江如是蹲在他面前,手指搭在心率铁片边缘。

她没有再问多余的话。

她怕问多了,江巡会下意识顺着那股冷意往里看。

大姐站在桌边,看着两条线的回报。

线一,废料车已过第一道守卫。

线二,年轻跑腿带着假文件绕进矿管局外围废料区。

两边都没有出错。

但出错只需要一秒。

壮汉在门口来回走了两步,被大姐看了一眼后,硬生生停住。

「别晃。」

壮汉憋得脸都黑了。

江如是忽然问:「矿管局那边?」

矮胖女人的帐房正在听从外围传来的口信。

她抬头,声音发紧。

「到废料登记口了。乾瘦文员在。」

大姐点头。

「让门口纠纷开始。」

帐房立刻让人传话。

矿管局外围。

两队污染货搬运工突然在登记口旁吵了起来。

一方说对方拿错残标。

一方说自己货箱被污染。

三辆废料车堵在通信口旁边,刚好把那条窄道卡得严严实实。

乾瘦文员刚接过年轻跑腿递来的油布袋,抬头就听见外面吵成一团。

他脸色立刻变得很难看。

跑腿低着头,把早就背好的话磕磕绊绊说出来。

「西侧异常授权覆核补录,污染事故人工覆核队列,守卫那边让先归档。」

文员皱眉翻开文件。

纸很脏。

章很旧。

编号乱得像每一张都能让人加班。

他看了两眼,烦躁地抬头想叫通信口核实。

外面正有人大喊污染货漏了。

通信口被堵住。

文员骂了一句,把文件往旁边低优先队列一塞。

「先放这,等覆核。」

跑腿攥着袖口,差点没站稳。

他不敢多看,转身就走。

同一时间。

西侧封线外围。

乱胡子老头的人按计划推翻了一辆废料车。

灰白色滤芯粉尘哗啦一声撒出去。

守卫立刻骂了起来。

人群往那边挤。

年轻人的废料车趁乱往铁柱方向推近了十几步。

江莫离在车底听见外面的吵闹声,睁开眼。

差不多了。

她敲了敲车板。

两下。

推车的人停了一瞬。

 废滤芯壳被悄悄移开一点。

冷风灌进来。

还有一股很细的凉意。

不是风。

是针。

江莫离右腿里的热猛地炸开。

她差点一口气没压住。

「到了?」她低声问。

跑腿声音发抖,「最后十几步。」

「不行。」

江莫离咬牙,「再近。」

「守卫在看。」

「那就让他们别看。」

跑腿脸都白了。

就在这时,乱胡子老头的人又把一只废电池箱踢翻。

电池壳撞在地上,火星跳了两下。

守卫们立刻转头。

年轻跑腿趁机把车往前又推了几步。

「八步。
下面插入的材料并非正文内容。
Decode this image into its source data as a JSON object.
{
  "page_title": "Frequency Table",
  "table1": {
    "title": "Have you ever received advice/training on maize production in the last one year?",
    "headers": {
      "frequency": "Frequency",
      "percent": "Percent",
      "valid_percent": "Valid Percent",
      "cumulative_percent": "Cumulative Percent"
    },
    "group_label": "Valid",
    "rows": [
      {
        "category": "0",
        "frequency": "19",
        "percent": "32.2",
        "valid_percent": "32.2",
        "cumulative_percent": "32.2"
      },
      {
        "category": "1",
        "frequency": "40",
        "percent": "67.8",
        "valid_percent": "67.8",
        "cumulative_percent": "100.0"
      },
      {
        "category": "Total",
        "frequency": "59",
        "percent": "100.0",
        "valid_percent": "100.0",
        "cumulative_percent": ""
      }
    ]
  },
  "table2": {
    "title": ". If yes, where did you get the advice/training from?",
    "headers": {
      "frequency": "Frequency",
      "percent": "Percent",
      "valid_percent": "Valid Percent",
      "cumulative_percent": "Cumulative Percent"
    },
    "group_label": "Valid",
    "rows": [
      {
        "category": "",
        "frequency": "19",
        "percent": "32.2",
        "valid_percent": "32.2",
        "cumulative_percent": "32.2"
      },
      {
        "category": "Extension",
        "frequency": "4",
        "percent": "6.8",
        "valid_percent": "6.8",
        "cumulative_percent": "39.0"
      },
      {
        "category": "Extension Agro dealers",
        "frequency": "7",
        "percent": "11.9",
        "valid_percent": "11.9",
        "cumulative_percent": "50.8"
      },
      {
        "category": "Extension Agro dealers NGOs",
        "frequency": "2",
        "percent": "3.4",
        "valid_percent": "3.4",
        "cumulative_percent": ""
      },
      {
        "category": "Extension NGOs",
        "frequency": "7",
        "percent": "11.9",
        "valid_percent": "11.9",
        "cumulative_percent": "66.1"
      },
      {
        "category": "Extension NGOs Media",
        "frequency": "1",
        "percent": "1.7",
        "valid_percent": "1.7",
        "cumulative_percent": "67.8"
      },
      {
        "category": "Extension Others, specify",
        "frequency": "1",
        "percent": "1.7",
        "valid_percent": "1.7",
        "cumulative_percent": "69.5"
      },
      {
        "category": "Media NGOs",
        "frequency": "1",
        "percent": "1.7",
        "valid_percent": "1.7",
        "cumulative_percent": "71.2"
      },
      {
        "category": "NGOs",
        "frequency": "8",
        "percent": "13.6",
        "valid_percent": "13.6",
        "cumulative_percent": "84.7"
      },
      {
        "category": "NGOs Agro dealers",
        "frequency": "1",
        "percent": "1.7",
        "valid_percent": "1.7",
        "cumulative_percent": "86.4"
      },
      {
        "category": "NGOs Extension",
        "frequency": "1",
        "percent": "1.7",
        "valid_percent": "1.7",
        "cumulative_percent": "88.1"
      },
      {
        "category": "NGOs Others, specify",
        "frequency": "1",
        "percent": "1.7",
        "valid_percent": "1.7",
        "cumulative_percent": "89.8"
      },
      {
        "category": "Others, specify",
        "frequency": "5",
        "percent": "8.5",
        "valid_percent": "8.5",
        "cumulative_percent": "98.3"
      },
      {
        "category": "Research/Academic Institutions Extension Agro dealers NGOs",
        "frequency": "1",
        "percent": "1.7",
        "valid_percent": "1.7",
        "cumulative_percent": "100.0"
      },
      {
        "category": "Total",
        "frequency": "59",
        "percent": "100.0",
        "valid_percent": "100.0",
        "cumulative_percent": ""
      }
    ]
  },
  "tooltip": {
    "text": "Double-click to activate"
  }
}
」

江莫离握紧覆盖贴。

右腿已经开始抽。

不是疼痛反应。

是神经自己在乱跳。

她能感觉到膝盖下面那部分正在失去控制,像有人在她腿骨里接了一根错误的线。

「再近。」

「五步。」

跑腿声音都破了。

「不能再近了。」

江莫离一把掀开身上的废滤芯壳。

冷意像刀一样迎面扎来。

西侧铁柱就在前方。

黑白细针钉在柱身裂缝里,针身正在一明一暗地发光。

每亮一次,她右腿就像被同频拧一下。

江莫离用左腿撑地。

右腿刚落下,膝盖就猛地一折。

她差点跪下去。

跑腿伸手想扶,被她一把推开。

「别碰。」

她声音低得发狠。

右腿不听话地往外翻。

江莫离眼神一冷,反手抽出子母剪,狠狠扎进旁边废料木板里。

咔。

剪尖入木。

她靠着这一下,把身体硬生生拉住。

摊位后区。

江巡猛地睁眼。

「她停了。」

江如是脸色一变。

「腿?」

「乱。」

江如是咬牙,「我就知道。」

大姐看向门口,「西侧回报。」

壮汉手下冲进来,「她下车了!」

江如是手指一下扣进铁桌边缘。

「还有几步?」

手下急得满头汗,「五步!」

江巡闭眼。

西侧冷点骤然聚紧。

像那根针也发现了真正贴近的东西。

「它在看她。」

江如是猛地站起来。

「江莫离,别停。」

西侧。

江莫离当然听不见这句话。

但她知道不能停。

她把子母剪从木板里拔出来,往前挪了一步。

右腿膝盖又是一折。

这一次,她没有硬拧。

她按江如是说的,把子母剪扎进旁边一块废料箱边缘,借力把自己拖过去。

第二步。

第三步。

每一步都像踩在一根被烧红的钢线上。

标记针亮得越来越急。

江莫离胸前的覆盖贴开始发热。

外层薄铁皮下,那股高浓度同源信号被针牵动,像要提前炸开。

「别急。」

江莫离低声骂它。

「不准比我先疯。」

第四步。

她终于到了铁柱前。

针就在她眼前。

黑白相间,细得像一根缝衣针。

可它亮起来的时候,江莫离右腿里所有暗绿色矿化纹路都在回应。

她眼前有一瞬发黑。

远处守卫似乎发现了她。

有人喊了一声。

跑腿吓得转身就跑,又想起大姐给的钱,硬生生停住。

江莫离抬手,撕开覆盖贴外层拉片。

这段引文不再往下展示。